There is a great 9-page article on the MB.800 and SO.800 in Le Fana no.333, by MM. Ricco and Jung.
The story is complex, and not everything is well understood.
To sum up, there were two different Bloch 800, both with two engines. The first was the MB.800 three-seat tandem trainer, military type P3 (Perfectionnement, 3-seat), designed by Le Bihan. It flew at Mérignac in Dec. 1940. A later T3 version was considered (Travail, 3-seat), and Bloch 800B and Bloch/SNCASO 810 and 810A projects were wind tested, but no detail is known.
The other Bloch 800 was a light transport or postal aircraft, with two seats side by side.
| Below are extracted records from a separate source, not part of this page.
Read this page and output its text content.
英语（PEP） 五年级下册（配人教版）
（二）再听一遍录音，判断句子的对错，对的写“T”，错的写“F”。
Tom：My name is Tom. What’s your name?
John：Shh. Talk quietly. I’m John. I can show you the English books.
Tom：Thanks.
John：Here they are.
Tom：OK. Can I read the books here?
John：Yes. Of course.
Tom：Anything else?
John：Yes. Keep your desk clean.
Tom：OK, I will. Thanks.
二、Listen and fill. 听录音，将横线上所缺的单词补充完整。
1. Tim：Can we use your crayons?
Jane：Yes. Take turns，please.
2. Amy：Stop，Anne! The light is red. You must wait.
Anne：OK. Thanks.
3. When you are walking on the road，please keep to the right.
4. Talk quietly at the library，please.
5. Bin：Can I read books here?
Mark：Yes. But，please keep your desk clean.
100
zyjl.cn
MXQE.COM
It appears under many names:
- SO.80, postal aircraft studied at Châteauroux by Le Bihan in July 1940
- SO.800, new name for wind tunnel tests in Oct. 1940
- SO.820, SO.820bis and SO.830 variants, wind tested in early 1941
- MB.800P, on the plans drawn in Jan. 1941 (P for Postal?)
- SO.800P, for wind tunnel tests in Mar. 1943
The aircraft itself was painted "Bloch 800 P N°01" on the fin. The author suggests that the confusing designations were perhaps intentional, to hide the military MB.800 to the German. Other possibilities are mentioned, such as recycling MB.800 plans for the postal aircraft.
The article also says that there was also an SO.180 project, with 6Q engines and tricycle gears, date unknown, mentioned in Les Ailes (5 May 1956).